The LEAP festival programme of contemporary dance goodies is over for another year. As it’s not so easy for me to get out and about to watch evening performances these days, I took the option of trundling along to one of their daytime talks, in particular the free event at MDI’s HQ, ‘Displaced Bodies: In Conversation with Arno Schuitemaker and Max Diakok’.
The talk, hosted by Biennial head Sally Tallent, brought together two international performers to discuss how they established their practice, and the influence of politics on their work. My companion for the afternoon snored right through events, but got away with it by virtue of being three months old and sat in a pram by my side; however I always enjoy a peek behind the scenes and this was an intimate but enlightening event that found the common ground in two seemingly very different performers.

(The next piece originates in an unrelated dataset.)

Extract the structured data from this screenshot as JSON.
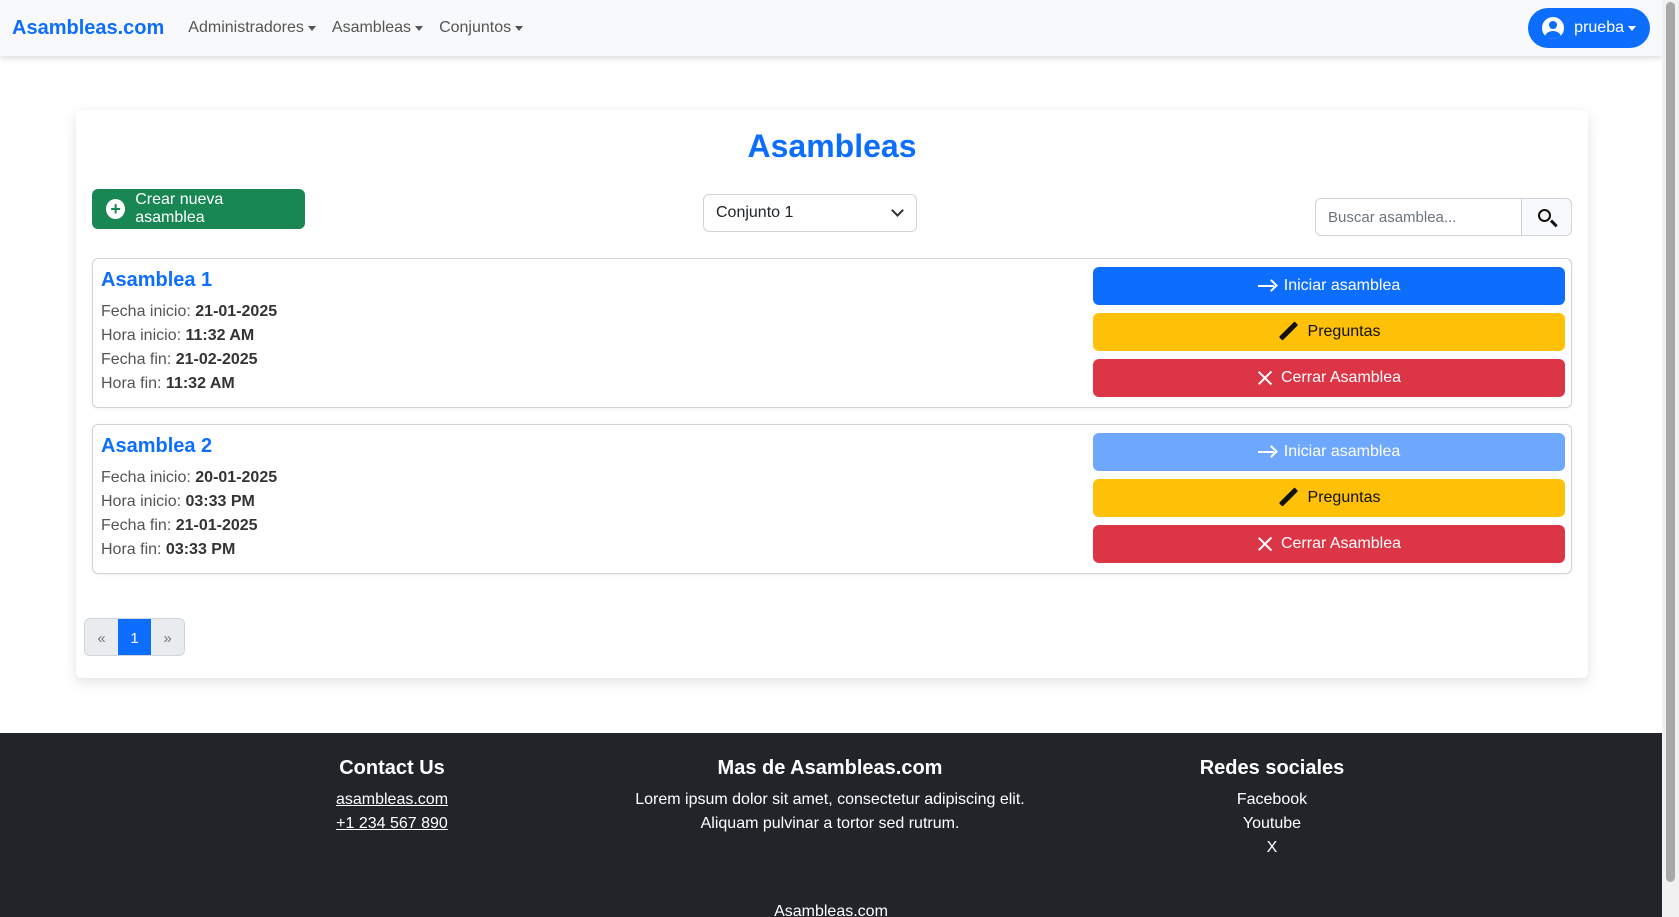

For example, each had found dance later in life after beginning in careers far removed from the arts – Schuitemaker was in his late 20s with a masters in engineering behind him, while Diakok had a background in law and 20 years experience in judo. Once they had got hooked on dance, they both found themselves striving to perfect the techniques that would take them to the next level.
Max Diakok, originally from Guadeloupe but now based in France, developed a contemporary style inspired by the traditional gwo ka of his homeland. Eventually, through studies of the dances of other cultures, he realised the common language between seemingly very different types of performance. “Exploring all that made me a different artist than before I’d left Guadeloupe,” he said. “My work translates – it is not about copying and pasting those influences but creating a language.”
Dutch choreographer Arno Schuitemaker says science is still a source of inspiration for his dance work. But in the Netherlands the arts are under threat from 100 per cent funding cuts and a right wing government that fails to see the value in the sector.
This event was one example of the diverse programming of LEAP, and a flavour of the international nature of the festival, which remains something of a hidden treasure in Liverpool’s cultural scene.